Source: Miles Cole
Even with the advent of Web 2.0, data protection law is still often seen as technical and only narrowly applicable. Technical abstruseness aside (and data protection’s reputation here is certainly deserved), this understanding could not be more wrong. The existing European data protection framework really is breathtaking in scope. It applies to anything done electronically with any information about an identified or identifiable person - possibly including the dead. According to the European Union, even innocuous details in the public domain are protected (perhaps even the title of an author’s book). Moreover, if the information reveals the particulars of, for example, a person’s ethnic origin, political opinions, religious belief, trade union membership, health or criminality, then it is classed as “sensitive” and subject to even tighter controls. The European data protection framework is not only broad but often onerous. Barring specific exceptions (including a liberal one that can be invoked for journalism, literature and the arts), there is a presumption that individuals will be informed about the processing of data about them and given a right to object, that the processing of “sensitive” personal information will be banned and that no personal information will be transferred outside the European Economic Area without “adequate protection”.
So the popular perception of data protection is woefully inaccurate - which leads to a radical underestimation of the threat these regulations pose to the enjoyment of other fundamental rights and the pursuit of legitimate activities. Nowhere is this more the case than in social science and humanities research. Since the advent of the EU’s framework in the 1990s, researchers have witnessed dramatic restrictions on their freedom to use “sensitive” data and to deploy covert methods. Coupled with the growth of sometimes intrusive “ethical review” policies, the barriers and burdens placed in the way of even ordinary, innocuous, yet socially beneficial research and on researchers have become considerable.
It might have been hoped that the proposed EU Data Protection Regulation would provide an opportunity to reverse this. But if the European Parliament’s recently published draft amendments are anything to go by, the converse is true. Startlingly, these stringent proposals would effectively outlaw almost all research in law and in contemporary history, as well as a great deal of work in sociology and political science. When data are processed for historical, statistical or scientific research purposes, there would be a complete ban on publishing even the most innocuous personal information in identifiable form unless the individual in question has either themselves put it into the public domain or has freely given specific, informed and rescindable consent. This would, for example, deny a historical researcher the right to publish information from a newspaper article accurately reporting the public activities of a public official (such as Tony Blair’s involvement in the decision to go to war in Iraq).
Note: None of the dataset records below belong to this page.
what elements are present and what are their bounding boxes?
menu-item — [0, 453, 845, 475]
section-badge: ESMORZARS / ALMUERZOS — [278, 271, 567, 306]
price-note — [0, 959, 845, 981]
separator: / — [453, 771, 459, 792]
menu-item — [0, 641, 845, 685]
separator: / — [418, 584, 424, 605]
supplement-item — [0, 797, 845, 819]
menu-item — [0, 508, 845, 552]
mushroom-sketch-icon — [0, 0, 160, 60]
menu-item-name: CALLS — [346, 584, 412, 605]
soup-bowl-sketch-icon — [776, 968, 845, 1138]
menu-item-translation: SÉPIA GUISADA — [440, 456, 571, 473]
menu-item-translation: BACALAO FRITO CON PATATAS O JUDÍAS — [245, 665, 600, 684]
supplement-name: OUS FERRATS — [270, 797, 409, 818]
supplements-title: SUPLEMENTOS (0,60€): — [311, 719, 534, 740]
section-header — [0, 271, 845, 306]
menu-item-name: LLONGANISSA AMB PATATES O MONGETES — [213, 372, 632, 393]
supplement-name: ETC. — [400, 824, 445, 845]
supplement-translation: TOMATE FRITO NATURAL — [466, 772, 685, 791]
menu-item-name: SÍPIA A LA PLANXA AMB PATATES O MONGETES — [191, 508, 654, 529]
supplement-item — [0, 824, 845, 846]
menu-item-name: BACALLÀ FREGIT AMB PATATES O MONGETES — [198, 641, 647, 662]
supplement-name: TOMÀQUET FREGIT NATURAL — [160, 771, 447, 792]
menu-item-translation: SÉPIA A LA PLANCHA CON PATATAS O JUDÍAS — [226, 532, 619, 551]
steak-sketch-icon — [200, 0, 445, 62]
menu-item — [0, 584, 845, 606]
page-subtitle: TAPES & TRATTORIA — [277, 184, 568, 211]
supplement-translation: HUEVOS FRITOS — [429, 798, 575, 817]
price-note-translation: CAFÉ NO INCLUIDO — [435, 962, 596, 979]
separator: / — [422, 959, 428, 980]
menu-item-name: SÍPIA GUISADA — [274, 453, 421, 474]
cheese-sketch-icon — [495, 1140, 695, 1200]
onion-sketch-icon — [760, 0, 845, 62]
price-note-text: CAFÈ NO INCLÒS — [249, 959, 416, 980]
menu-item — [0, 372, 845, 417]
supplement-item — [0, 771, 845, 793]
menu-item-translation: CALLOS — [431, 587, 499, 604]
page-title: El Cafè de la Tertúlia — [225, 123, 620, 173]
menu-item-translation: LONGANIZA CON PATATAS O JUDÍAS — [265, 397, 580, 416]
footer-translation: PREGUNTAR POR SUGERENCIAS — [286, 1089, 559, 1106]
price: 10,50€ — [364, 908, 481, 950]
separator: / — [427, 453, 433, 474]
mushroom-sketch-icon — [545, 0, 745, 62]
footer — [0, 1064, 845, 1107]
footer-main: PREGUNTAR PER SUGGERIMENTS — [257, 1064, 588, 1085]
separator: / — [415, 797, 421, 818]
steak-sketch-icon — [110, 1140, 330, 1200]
It would also prohibit the citation and publication of analyses of already published court judgments.
If the details in question reveal any “sensitive” categories of information, the restrictions would be even greater. So a historian would have no right to report that Emma Nicholson, now a Liberal Democrat peer, used to be a Conservative MP despite this being public knowledge freely available on Wikipedia. (According to the Information Commissioner’s Office, the political affiliation of an MP is “sensitive” personal data.)
We are also told that in all cases “data enabling the attribution of information to an identified or identifiable data subject” must be “kept separately from the other information”. This would prevent a researcher from saving a court judgment or a newspaper report on a laptop without having first replaced all personal identifiers with a pseudonymised code, the key to which would then have to be stored elsewhere.
Finally, the clause allowing the European Commission to propose delegated legislation to allow for covert research has simply been deleted. But, subject to suitable safeguards, such research has often been essential in bringing to light important facts including illegal police practices and discriminatory attitudes on the grounds of sex, ethnicity or race. People are obviously not going to be willing to give consent to their wrongdoing being researched.
The MEP who has drawn up the report, Jan Albrecht, is candid about the restrictions on research freedom that are being proposed. We are told baldly that “research purposes should not override the interests of the data subject in not having his or her personal data published”. Ironically, alongside the harsh restrictions on research, he proposes broadening protections for journalism, literature and the arts so as to protect freedom of expression per se. However, the one type of actor whose freedom of expression is not protected by this proposed revision is researchers (historical or otherwise).
It is vital that this draft regulation is amended. We must ensure that social and humanities research is unequivocally included within freedom of expression protection. The proposals should also prompt a rethink of the overregulation of research compared with other, often less socially valuable, activities.
It is not too late to press for the necessary changes: the proposals are still being considered by both the European Parliament and the Council of Ministers. All who care about the future vitality of academic enquiry need to wake up to the realities of data protection. Universities and other research organisations must be forthright and assertive in opposing these unjustified and unworkable plans. Everyone acknowledges that, in some contexts, genuinely sensitive personal data needs protection. But when this balloons into wide, and wild, overreaction we find ourselves able to know less and less about the societies we live in - including, paradoxically, about the nature of privacy and the effects of data protection regulation itself.